Le livreMais la première réaction du lecteur est tout de même la stupeur. La vie musicale fut-elle vraiment si florissante, en particulier à Paris, pendant les années d’Occupation ? L’occupant, bercé au lait des Passions de Bach et des Walkyries, ne pouvait qu’encourager ce zèle mélomaniaque, à condition qu’il n’enfreigne pas les règles sacrées du régime : pas de compositeurs juifs (Mendelssohn, Paul Dukas, Ernest Bloch, Schoenberg…) ou « enjuivés » (Paul Hindemith, l’ensemble de l’Ecole de la seconde Ecole de Vienne). Il fallait, bien sûr, se passer de quelques gloires violonistiques. Il fallait surtout arracher le mal à sa racine – en d’autres termes, faire le tri dès le début des études.

Il est souvent ici question de Claude Delvincourt, l’un des grands directeurs du Conservatoire de Paris, qui fit des acrobaties pour contourner l’exclusion de droit (ou de fait) des élèves juifs et demi-juifs.
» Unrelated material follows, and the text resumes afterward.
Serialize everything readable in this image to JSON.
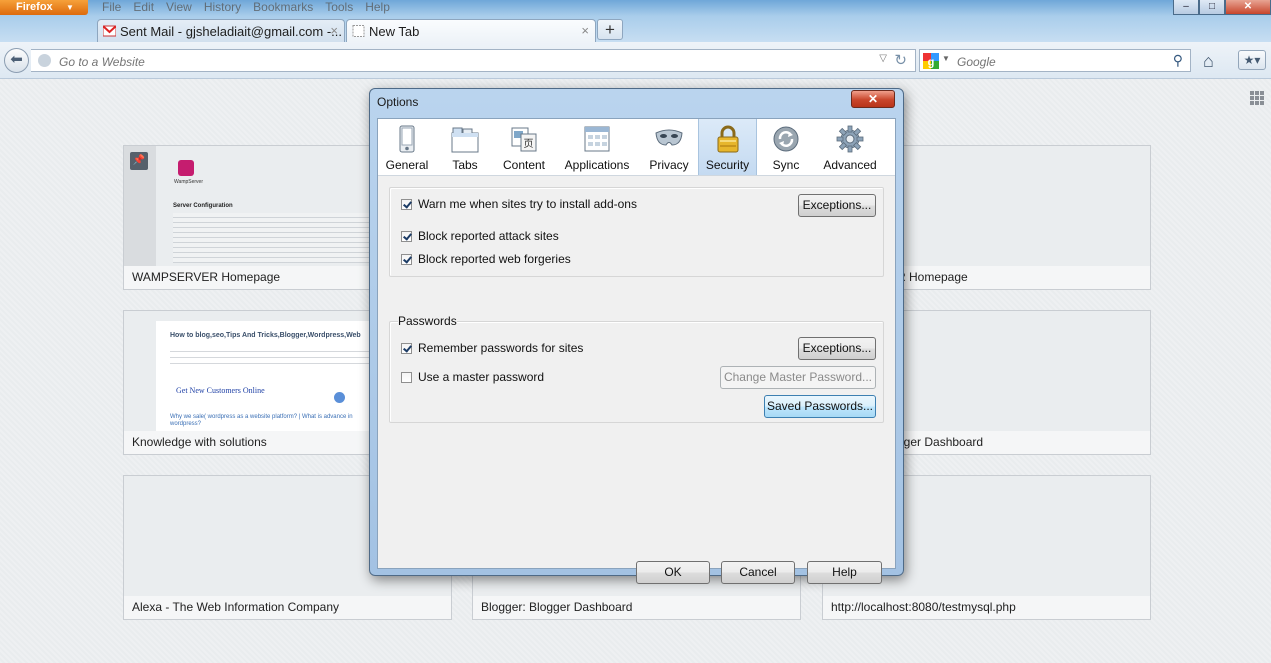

Henri Rabaud, son prédécesseur, confronté à quelques problèmes délicats, n’avait pas hésité à consulter directement l’ambassadeur Otto Abetz sur l’interprétation à donner à l’ordonnance allemande du 27 septembre 1940 définissant la qualité de Juif…

Edouard Colonne, photographié par Nadar. Et ses Concerts débaptisés… (DR)

Edouard Colonne, photographié par Nadar. Et ses Concerts débaptisés… (DR)

La copine de Céline
Même chasse aux juifs dans les programmes de Radio Paris sous botte allemande. L’opinion, pas encore au courant des horreurs d’Auschwitz, ne réagit guère, tant l’antisémitisme avait eu droit de cité dans la France d’avant-guerre. Karine Le Bail cite néanmoins cette lettre « à l’ironie grinçante » que Francis Poulenc adressa à André Jolivet : « Sans être philosémite, il faut bien avouer que le levain juif est indispensable pour faire lever la pâte à flan des salles de concerts et que d’autre part j’aime mieux mes Mouvements perpétuels joués par Horowitz que par Lucienne Delforge. » Une note nous apprend que Lucienne Delforge, bonne copine de Céline qu’elle rejoignit à Sigmaringen, se présentait comme « la pianiste du Maréchal ». Une autre pianiste, une certaine Melle Colonne, avait, pour sa part, adressé une lettre aux journaux afin de « proclamer qu’elle n’avait aucun lien de parenté avec le juif Colonne, fondateur des concerts qui viennent d’être débaptisés »… Triste lâcheté des temps troublés.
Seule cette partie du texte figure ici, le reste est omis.